School Trustees v. Kirwin

25 Ill. 73 | Ill. | 1860

Breese, J.

There can be no doubt, from the evidence, that the money French received of West and Moore at Geneva, on the 20th of March, 1858, on the check or order of David Higgins, the school commissioner, was deposited by French in Kirwin’s bank in his own name, and amounted to twelve hundred and ninety-two dollars and thirty-seven cents. The school fund had no account in that banking house, French, the treasurer, making all his deposits of school money to his own credit.

Of this money, received on Higgins’ check, on the 20th of March, one bag of silver, containing two hundred and seventy-five dollars, is identified by witnesses as being in the bank vault, after the death of Kirwin and French, by the tag or label with the name of W. B. West upon it, and tied to the bag, and was paid over to Stevens, the administrator of Kirwin. For this amount the trustees of schools of the township, the appellants here, have obtained a decree against the estate of Kirwin.

From this decree the trustees have taken this appeal, insisting that the Circuit Court should have decreed-the whole balance of the amount deposited by French with Kirwin.

The facts show that French was the clerk and teller in Kirwin’s banking house, and that Kirwin was one of the securities of French on his bond as township treasurer, and became so with the distinct understanding and agreement with French that he should deposit in- his bank all the moneys he received as school moneys. It is idle to pretend that Kirwin did not know that the large deposits made by French, from time to time, were school moneys, for it is proved that French had little or no means beyond his salary, which was absorbed by his household expenses, and no resources, or very small, from any other quarter. He was not a moneyed man, or accustomed to handle or deal in large sums on his individual account, during the time he was treasurer, and in Kirwin’s employment in his bank. The conclusion is irresistible that Kirwin knew that these moneys belonged to the township school fund, and he allowed them to be mixed up with the general moneys of the bank, and to be deposited in the name of French, as his own proper funds.

Kirwin was then a voluntary trustee of these funds. An important inquiry of a court of equity is, whether property, bound by a trust, has come into the hands of persons who are either bound to execute the trust, or to preserve the property for the persons entitled to it. If the cases on this subject are adverted to, it will be found that trusts are enforced, not only against those persons who are rightfully possessed of trust property, as trustees, but also against all persons who come into possession of the property bound by the trust, with notice of the trust; and whoever so comes into possession, is considered as bound, with respect to that special property, to the execution of the trust. This court held this doctrine in the case of Norton et al. v. Hixon, post.

It is not necessary, if the trust be moneys, that the particular coin or kind of money, or the individual pieces, shall be identified, in order to pursue it, but its identity as a fund must be preserved so that it can be distinguished from all other money. So long as it can be followed as a separate and independent fund, distinguishable from any other fund, it can be pursued.
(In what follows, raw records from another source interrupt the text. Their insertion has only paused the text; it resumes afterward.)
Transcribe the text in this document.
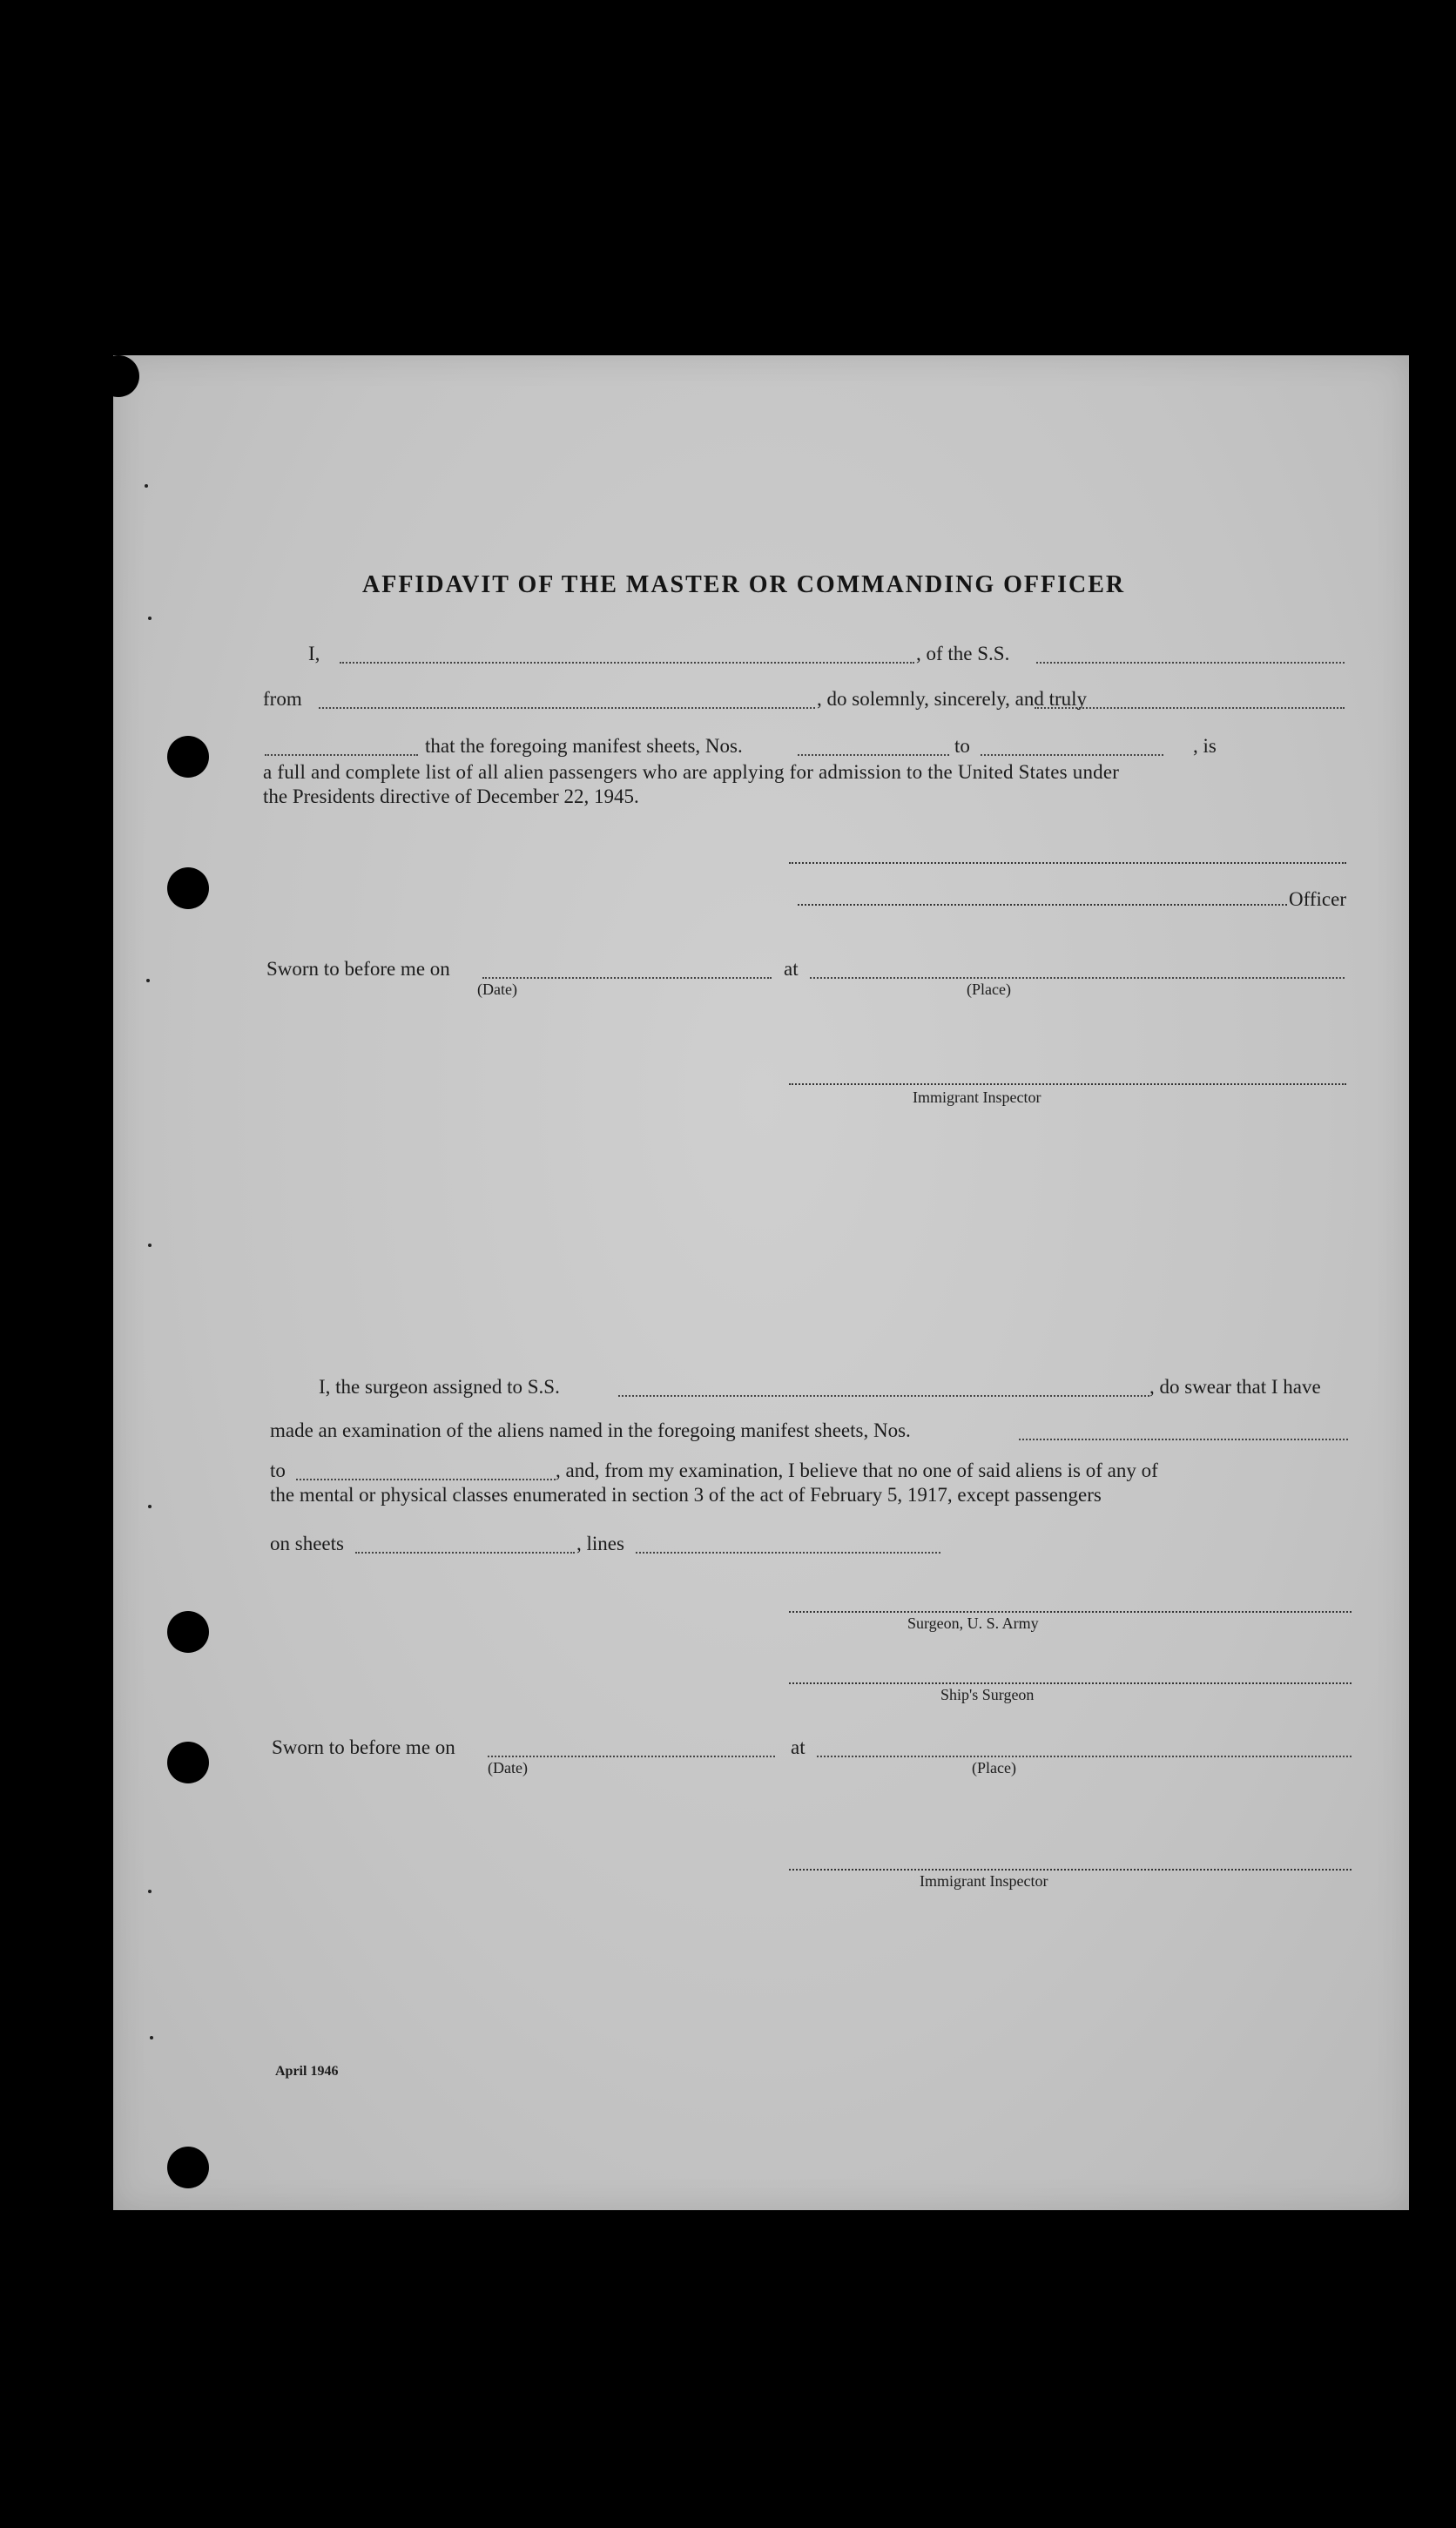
AFFIDAVIT OF THE MASTER OR COMMANDING OFFICER
I,	, of the S.S.
from	, do solemnly, sincerely, and truly
that the foregoing manifest sheets, Nos.	to	, is
a full and complete list of all alien passengers who are applying for admission to the United States under
the Presidents directive of December 22, 1945.
Officer
Sworn to before me on	at
(Date)	(Place)
Immigrant Inspector
I, the surgeon assigned to S.S.	, do swear that I have
made an examination of the aliens named in the foregoing manifest sheets, Nos.
to	, and, from my examination, I believe that no one of said aliens is of any of
the mental or physical classes enumerated in section 3 of the act of February 5, 1917, except passengers
on sheets	, lines
Surgeon, U. S. Army
Ship's Surgeon
Sworn to before me on	at
(Date)	(Place)
Immigrant Inspector
April 1946
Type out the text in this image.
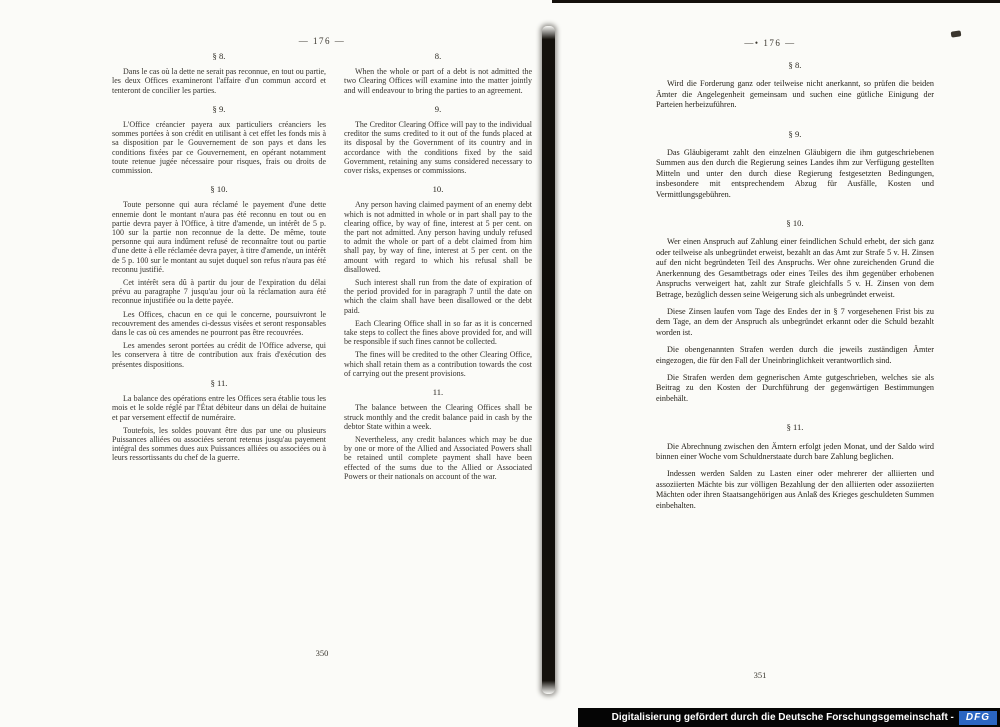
— 176 —
§ 8.

Dans le cas où la dette ne serait pas reconnue, en tout ou partie, les deux Offices examineront l'affaire d'un commun accord et tenteront de concilier les parties.

§ 9.

L'Office créancier payera aux particuliers créanciers les sommes portées à son crédit en utilisant à cet effet les fonds mis à sa disposition par le Gouvernement de son pays et dans les conditions fixées par ce Gouvernement, en opérant notamment toute retenue jugée nécessaire pour risques, frais ou droits de commission.

§ 10.

Toute personne qui aura réclamé le payement d'une dette ennemie dont le montant n'aura pas été reconnu en tout ou en partie devra payer à l'Office, à titre d'amende, un intérêt de 5 p. 100 sur la partie non reconnue de la dette. De même, toute personne qui aura indûment refusé de reconnaître tout ou partie d'une dette à elle réclamée devra payer, à titre d'amende, un intérêt de 5 p. 100 sur le montant au sujet duquel son refus n'aura pas été reconnu justifié.

Cet intérêt sera dû à partir du jour de l'expiration du délai prévu au paragraphe 7 jusqu'au jour où la réclamation aura été reconnue injustifiée ou la dette payée.

Les Offices, chacun en ce qui le concerne, poursuivront le recouvrement des amendes ci-dessus visées et seront responsables dans le cas où ces amendes ne pourront pas être recouvrées.

Les amendes seront portées au crédit de l'Office adverse, qui les conservera à titre de contribution aux frais d'exécution des présentes dispositions.

§ 11.

La balance des opérations entre les Offices sera établie tous les mois et le solde réglé par l'État débiteur dans un délai de huitaine et par versement effectif de numéraire.

Toutefois, les soldes pouvant être dus par une ou plusieurs Puissances alliées ou associées seront retenus jusqu'au payement intégral des sommes dues aux Puissances alliées ou associées ou à leurs ressortissants du chef de la guerre.

8.

When the whole or part of a debt is not admitted the two Clearing Offices will examine into the matter jointly and will endeavour to bring the parties to an agreement.

9.

The Creditor Clearing Office will pay to the individual creditor the sums credited to it out of the funds placed at its disposal by the Government of its country and in accordance with the conditions fixed by the said Government, retaining any sums considered necessary to cover risks, expenses or commissions.

10.

Any person having claimed payment of an enemy debt which is not admitted in whole or in part shall pay to the clearing office, by way of fine, interest at 5 per cent. on the part not admitted. Any person having unduly refused to admit the whole or part of a debt claimed from him shall pay, by way of fine, interest at 5 per cent. on the amount with regard to which his refusal shall be disallowed.

Such interest shall run from the date of expiration of the period provided for in paragraph 7 until the date on which the claim shall have been disallowed or the debt paid.

Each Clearing Office shall in so far as it is concerned take steps to collect the fines above provided for, and will be responsible if such fines cannot be collected.

The fines will be credited to the other Clearing Office, which shall retain them as a contribution towards the cost of carrying out the present provisions.

11.

The balance between the Clearing Offices shall be struck monthly and the credit balance paid in cash by the debtor State within a week.

Nevertheless, any credit balances which may be due by one or more of the Allied and Associated Powers shall be retained until complete payment shall have been effected of the sums due to the Allied or Associated Powers or their nationals on account of the war.

350
—• 176 —
§ 8.

Wird die Forderung ganz oder teilweise nicht anerkannt, so prüfen die beiden Ämter die Angelegenheit gemeinsam und suchen eine gütliche Einigung der Parteien herbeizuführen.

§ 9.

Das Gläubigeramt zahlt den einzelnen Gläubigern die ihm gutgeschriebenen Summen aus den durch die Regierung seines Landes ihm zur Verfügung gestellten Mitteln und unter den durch diese Regierung festgesetzten Bedingungen, insbesondere mit entsprechendem Abzug für Ausfälle, Kosten und Vermittlungsgebühren.

§ 10.

Wer einen Anspruch auf Zahlung einer feindlichen Schuld erhebt, der sich ganz oder teilweise als unbegründet erweist, bezahlt an das Amt zur Strafe 5 v. H. Zinsen auf den nicht begründeten Teil des Anspruchs. Wer ohne zureichenden Grund die Anerkennung des Gesamtbetrags oder eines Teiles des ihm gegenüber erhobenen Anspruchs verweigert hat, zahlt zur Strafe gleichfalls 5 v. H. Zinsen von dem Betrage, bezüglich dessen seine Weigerung sich als unbegründet erweist.

Diese Zinsen laufen vom Tage des Endes der in § 7 vorgesehenen Frist bis zu dem Tage, an dem der Anspruch als unbegründet erkannt oder die Schuld bezahlt worden ist.

Die obengenannten Strafen werden durch die jeweils zuständigen Ämter eingezogen, die für den Fall der Uneinbringlichkeit verantwortlich sind.

Die Strafen werden dem gegnerischen Amte gutgeschrieben, welches sie als Beitrag zu den Kosten der Durchführung der gegenwärtigen Bestimmungen einbehält.

§ 11.

Die Abrechnung zwischen den Ämtern erfolgt jeden Monat, und der Saldo wird binnen einer Woche vom Schuldnerstaate durch bare Zahlung beglichen.

Indessen werden Salden zu Lasten einer oder mehrerer der alliierten und assoziierten Mächte bis zur völligen Bezahlung der den alliierten oder assoziierten Mächten oder ihren Staatsangehörigen aus Anlaß des Krieges geschuldeten Summen einbehalten.

351
Digitalisierung gefördert durch die Deutsche Forschungsgemeinschaft -	DFG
U. States v. The Inhabitants of Waterborough, Daveis Cir. C. R. (Maine District) 159.

This is the ground chiefly relied on by the appellants for an enlarged decree in their behalf. To this they would be entitled, if the facts established the identity of this fund, which they do not. When it w.as received into the bank, the money was mixed up with the money of the bank, and its identity as a fund thereby lost. It never appeared on the books of the bank as a part of the school fund or school money.

All the money found in the vault of the bank, at Kirwin’s death, which was but two days prior to French’s death, was seven hundred and fifteen dollars and forty-five cents, none of which was identified as school funds, except the two hundred and seventy-five dollars in a certain marked bag.

The means of ascertaining the identity of this fund having failed, by the money having been mixed and confounded in a general mass of property of the bank, of the same description, the right to pursue it must also fail. Had it been proved that a fund in separate bags or parcels was found in the bank, of the precise amount received by French from the collector, a presumption might reasonably arise, that they were the identical school moneys. No such proof is made, nor is any fact established from which any other inference can be drawn, than the one drawn by the court, and for which the decree passed.

There were no costs taxed against the school trustees; and as to those awarded against Stevens, administrator, they are to be paid in due course of administration, all which is in conformity with law.

The decree is affirmed. Decree affirmed.